The species is endemic to the Chatham Islands, an archipelago around 700 km to the east of New Zealand. In the Chathams it is an inshore species, rarely going more than a few kilometres away from shore, and it is more commonly found in sheltered water such as bays and inlets. It also forages in the large brackish Te Whanga Lagoon. It breeds in colonies on coastal areas and around Te Whanga Lagoon, either on flat areas, slopes or wide cliff ledges. There are currently thirteen colonies of this species, found on the main Chatham Island as well as Pitt Island, Star Keys, Rabbit Island and North East Reef. These colonies are located close to the high-tide mark and can have as many as 300 nests in them. It roosts on rocks close to shore or at sea, although it may have different roosting sites for day and night. The species is non-migratory and has never been recorded away from the Chatham Islands, although the species does feed and roost on islands in the Chathams away from their breeding colonies, for example Mangere.

==Behaviour==
=== Diet and feeding ===
Like all cormorants, the Chatham Islands shag is a pursuit-diver, propelling itself underwater with its feet and returning to the surface to consume small prey caught in its bill. The specific diet of the Chatham Islands shag is poorly known, but is dominated by fish, including opalfish, flatfish and bullies, as well as cephalopods such as octopuses, squid and cuttlefish. It generally feeds alone, but will form small feeding flocks at times.

===Breeding===
Little is known about the breeding biology. Males attract a mate with an advertising display in which it stands with its tail cocked up and throws its neck and head back towards its tail, up to 13 times, while making a gargling noise. Mated pairs recognise each other at the nest with gaping and head-lowering displays. During these the male makes a barking noise, but the female is almost silent, making only a soft puffing noise.
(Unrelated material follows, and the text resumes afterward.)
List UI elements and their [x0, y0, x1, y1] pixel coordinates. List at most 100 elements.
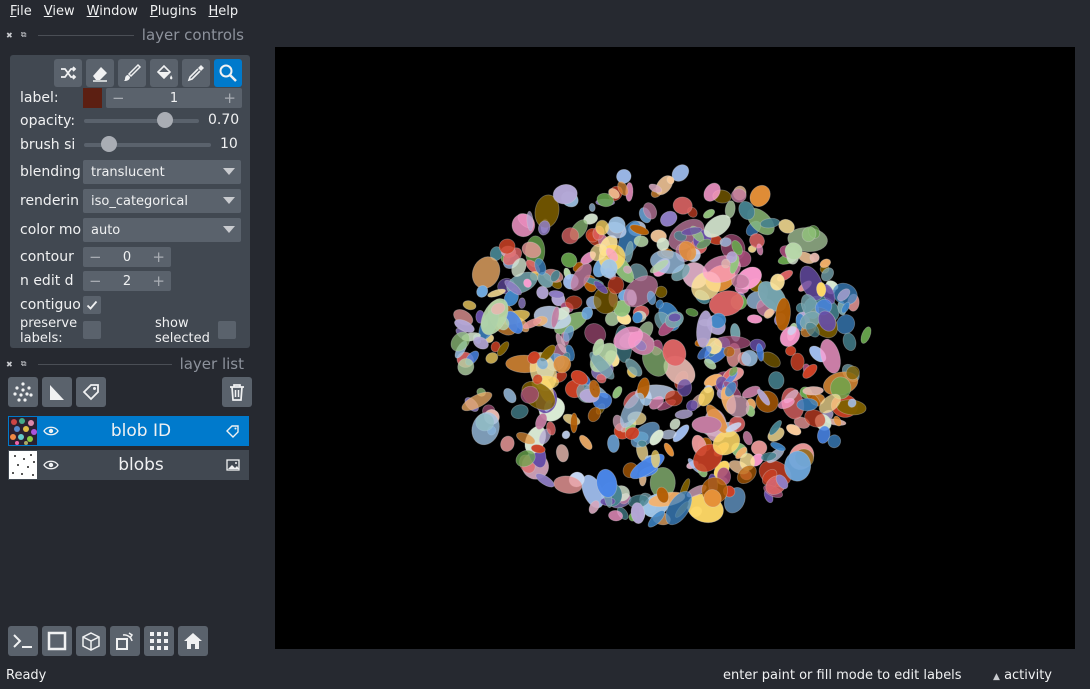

Breeding is seasonal, and the timing of laying can vary from colony to colony. Most Chatham Islands shags lay between October and December, but the colonies on Te Whanga Lagoon breed three months earlier than other colonies. The nest is made of iceplant, grasses and other plants. Small nesting territories are defended from others of the species, and birds nesting in the centre of the colony have to run the gauntlet of biting to reach their nests as they pass other territories. Two to four eggs are laid; the eggs measure 59 to 63 mm × 37 to 40 mm and are matt pale blue with a chalky covering. The incubation time is not known but is thought to be around 30 days.

==Conservation==
The Chatham Islands shag is threatened by a range of human activities and threats. The species is sensitive to disturbance at its breeding colonies, as nests are trampled by stampeding adults and nests are opportunistically raided by silver gulls after the eggs are unattended. At worst, entire colonies have been abandoned due to disturbance by people or stock. Colonies on the main islands are also vulnerable to introduced predators such as weka, feral cats and possums. It is considered critically endangered by the IUCN.